David Cameron’s latest attempt to tackle the deepening Migrant Crisis at the Euro-tunnel involves sending in a few more sniffer dogs. However, the Home Office’s supplier of dogs, Wagtail International, had not even received a call from Whitehall before the Prime Minister made the announced last night
The Prime Minister chaired an emergency COBRA meeting with his ministers upon returning from Asia yesterday, but so far he has only promised to send some new fencing to France, which will take weeks to install, and to turn a military base near the tunnel entrance into a lorry park, so the M20 can be cleared.
The migrant crisis on both side of the Channel is currently costing Britain £250 million a day in lost trade.

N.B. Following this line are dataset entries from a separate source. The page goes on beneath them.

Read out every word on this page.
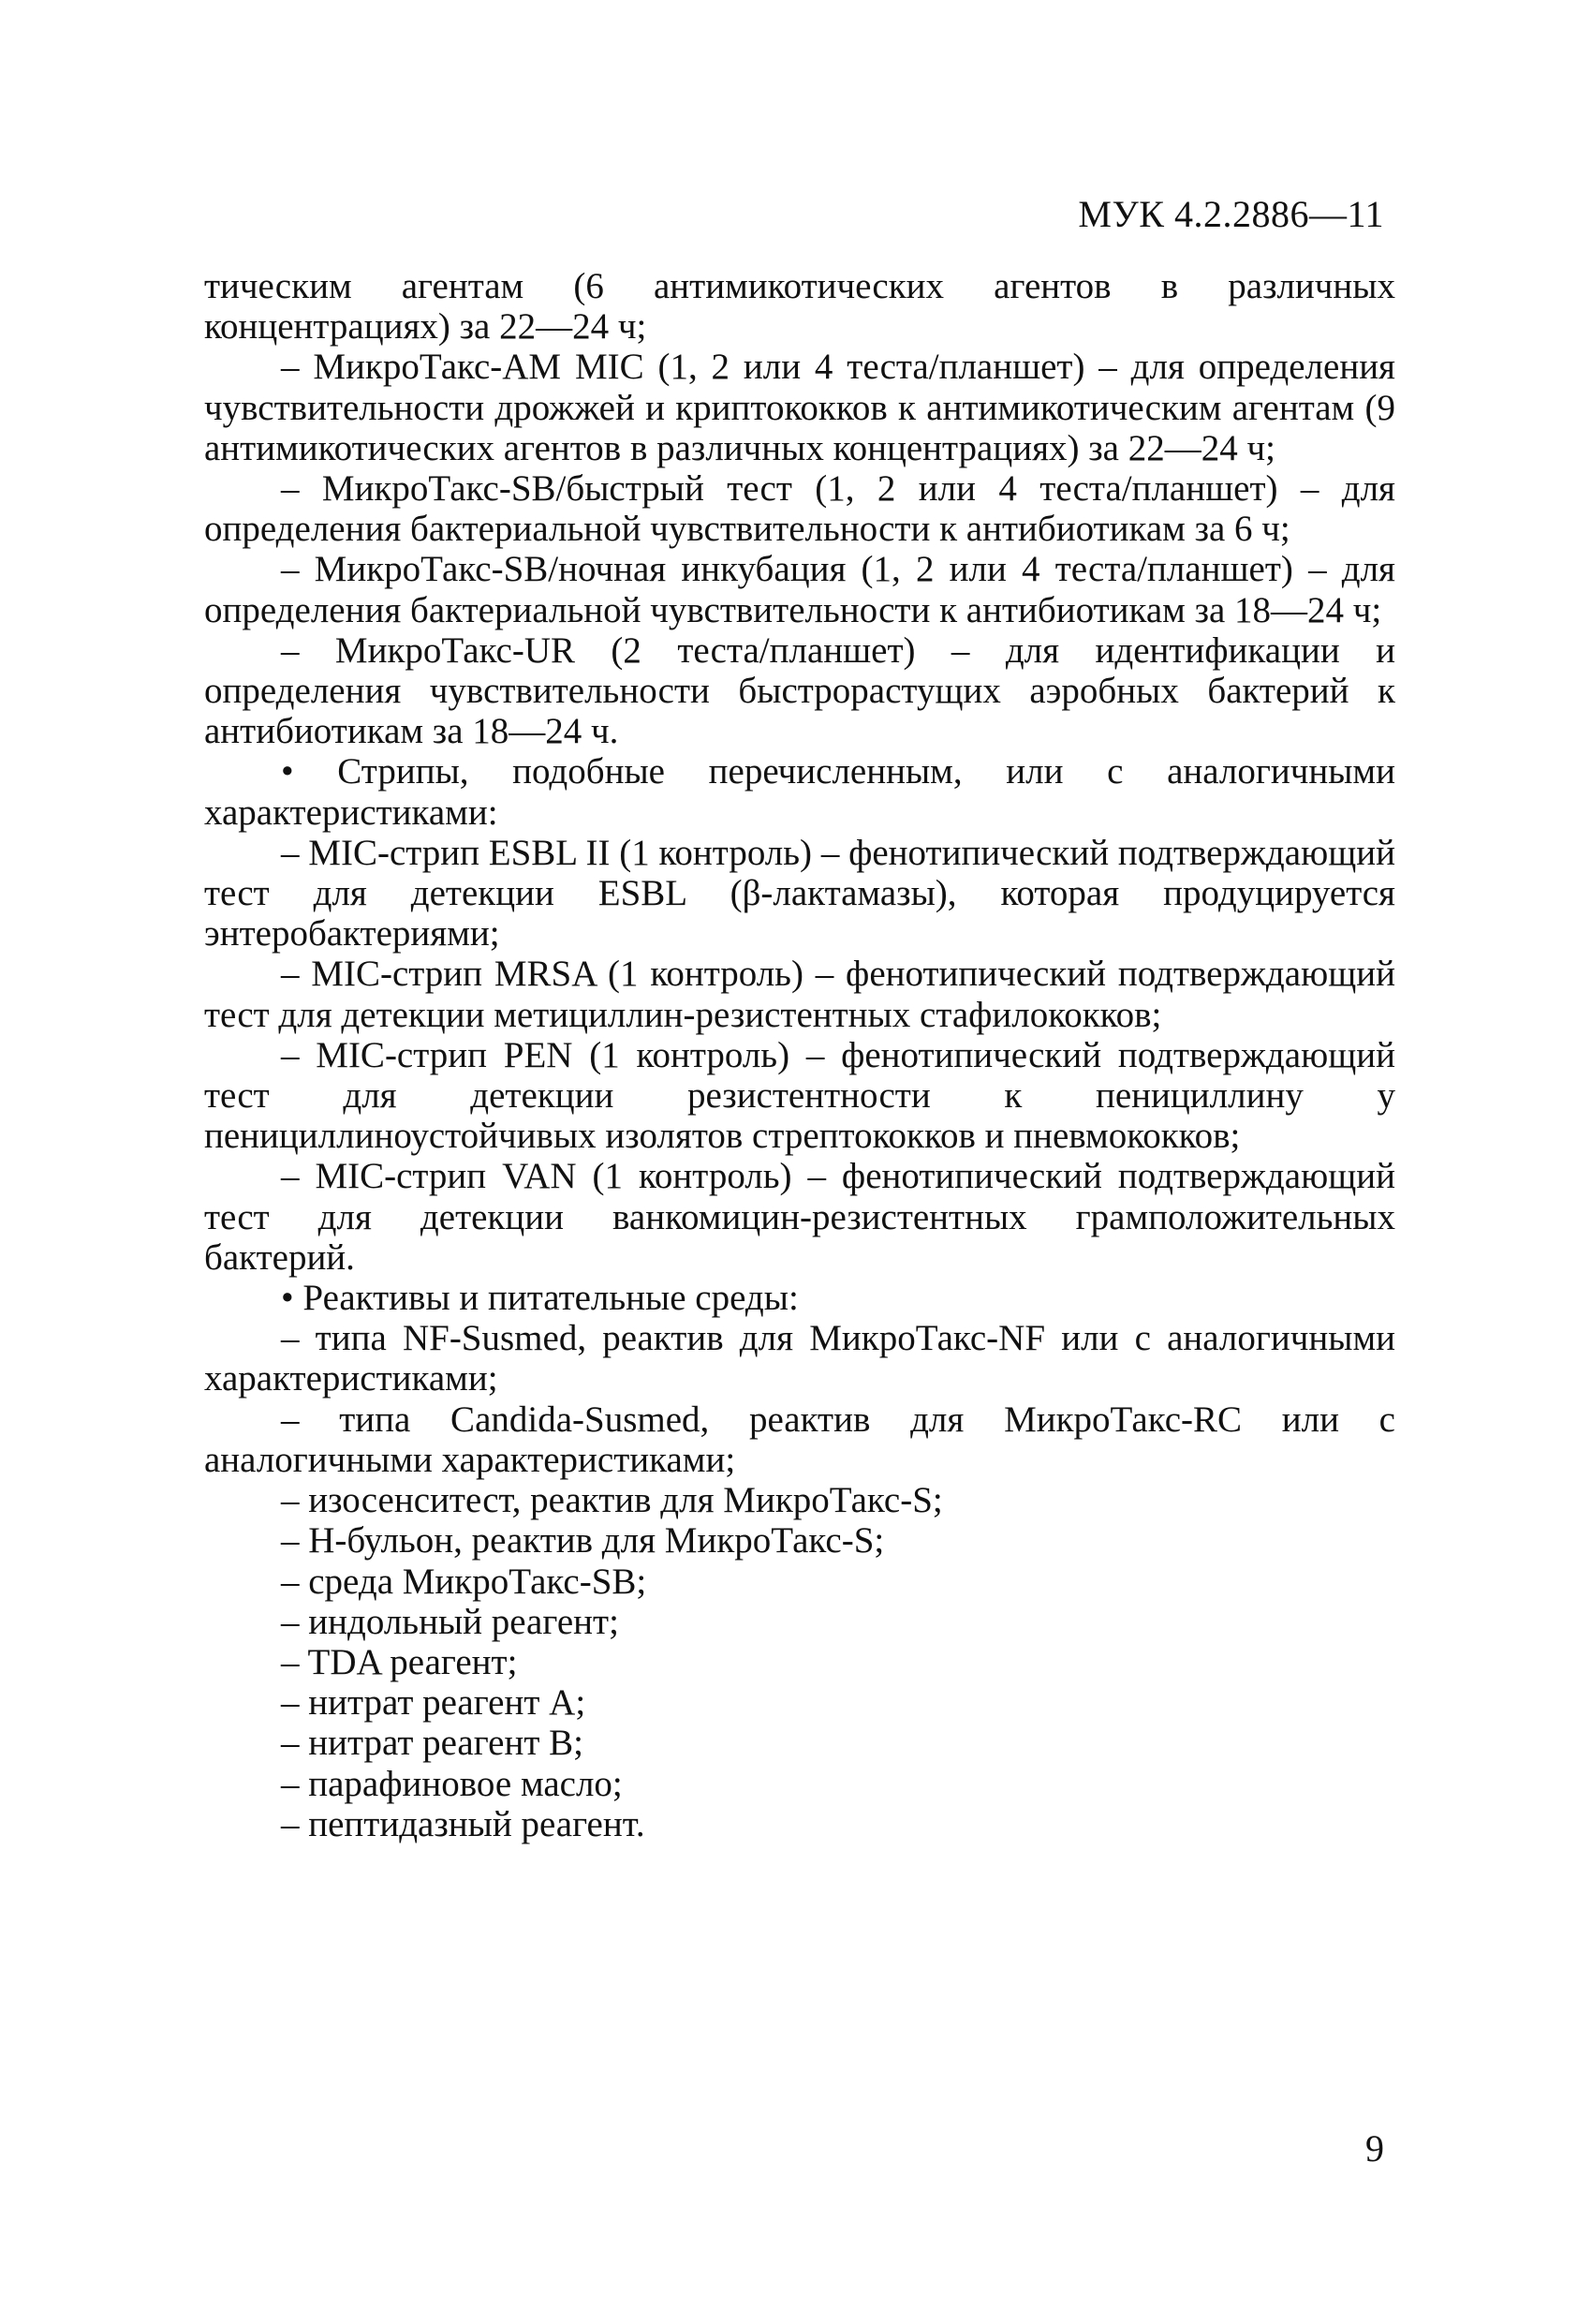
МУК 4.2.2886—11

тическим агентам (6 антимикотических агентов в различных концентрациях) за 22—24 ч;

– МикроТакс-AM MIC (1, 2 или 4 теста/планшет) – для определения чувствительности дрожжей и криптококков к антимикотическим агентам (9 антимикотических агентов в различных концентрациях) за 22—24 ч;

– МикроТакс-SB/быстрый тест (1, 2 или 4 теста/планшет) – для определения бактериальной чувствительности к антибиотикам за 6 ч;

– МикроТакс-SB/ночная инкубация (1, 2 или 4 теста/планшет) – для определения бактериальной чувствительности к антибиотикам за 18—24 ч;

– МикроТакс-UR (2 теста/планшет) – для идентификации и определения чувствительности быстрорастущих аэробных бактерий к антибиотикам за 18—24 ч.

• Стрипы, подобные перечисленным, или с аналогичными характеристиками:

– MIC-стрип ESBL II (1 контроль) – фенотипический подтверждающий тест для детекции ESBL (β-лактамазы), которая продуцируется энтеробактериями;

– MIC-стрип MRSA (1 контроль) – фенотипический подтверждающий тест для детекции метициллин-резистентных стафилококков;

– MIC-стрип PEN (1 контроль) – фенотипический подтверждающий тест для детекции резистентности к пенициллину у пенициллиноустойчивых изолятов стрептококков и пневмококков;

– MIC-стрип VAN (1 контроль) – фенотипический подтверждающий тест для детекции ванкомицин-резистентных грамположительных бактерий.

• Реактивы и питательные среды:

– типа NF-Susmed, реактив для МикроТакс-NF или с аналогичными характеристиками;

– типа Candida-Susmed, реактив для МикроТакс-RC или с аналогичными характеристиками;

– изосенситест, реактив для МикроТакс-S;

– Н-бульон, реактив для МикроТакс-S;

– среда МикроТакс-SB;

– индольный реагент;

– TDA реагент;

– нитрат реагент А;

– нитрат реагент В;

– парафиновое масло;

– пептидазный реагент.

9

At one point this month, queues of lorries stretched back eighteen miles into Kent, and delays for haulage drivers are still more that twenty hours. Food is spoiling; orders have been cancelled, diverted and delayed, and insurance companies have already hiked their premiums. Price increases are expected to filter down to consumers within weeks.
The situation is now so bad, and has gone unresolved for so long, that one owner of a British haulage firm based in West Wales, Peter Harding, is calling for a boycott of the tunnel to force the government into taking serious action.
Harding told The Express: “If everybody stopped, because of how the country runs time-sensitive goods, there would be anarchy in the shops.
“That’s what needs to happen to make these governments – not just our Government but the French government – do something seriously about the situation for everybody.”
A spokesperson from the Road Haulage Association said: “It’s not a bad situation in Calais – it’s an intolerable one and it’s only going to get worse.”
His organization is now calling for the French military to intervene to get control of the situation.
When The Express asked if she could sympathies with companies now refusing to send drivers across the Channel, she said: “Absolutely. We’ve had many reports of companies saying they don’t want to make that journey.”
Yesterday, UKIP leader Nigel Farage added to the calls for something proportionate to be done about the crisis. He said: “It is a genuinely dangerous situation. There have been nine migrants killed so far this year and it’s only a matter of time before a British lorry driver gets killed. That’s how serious it is.”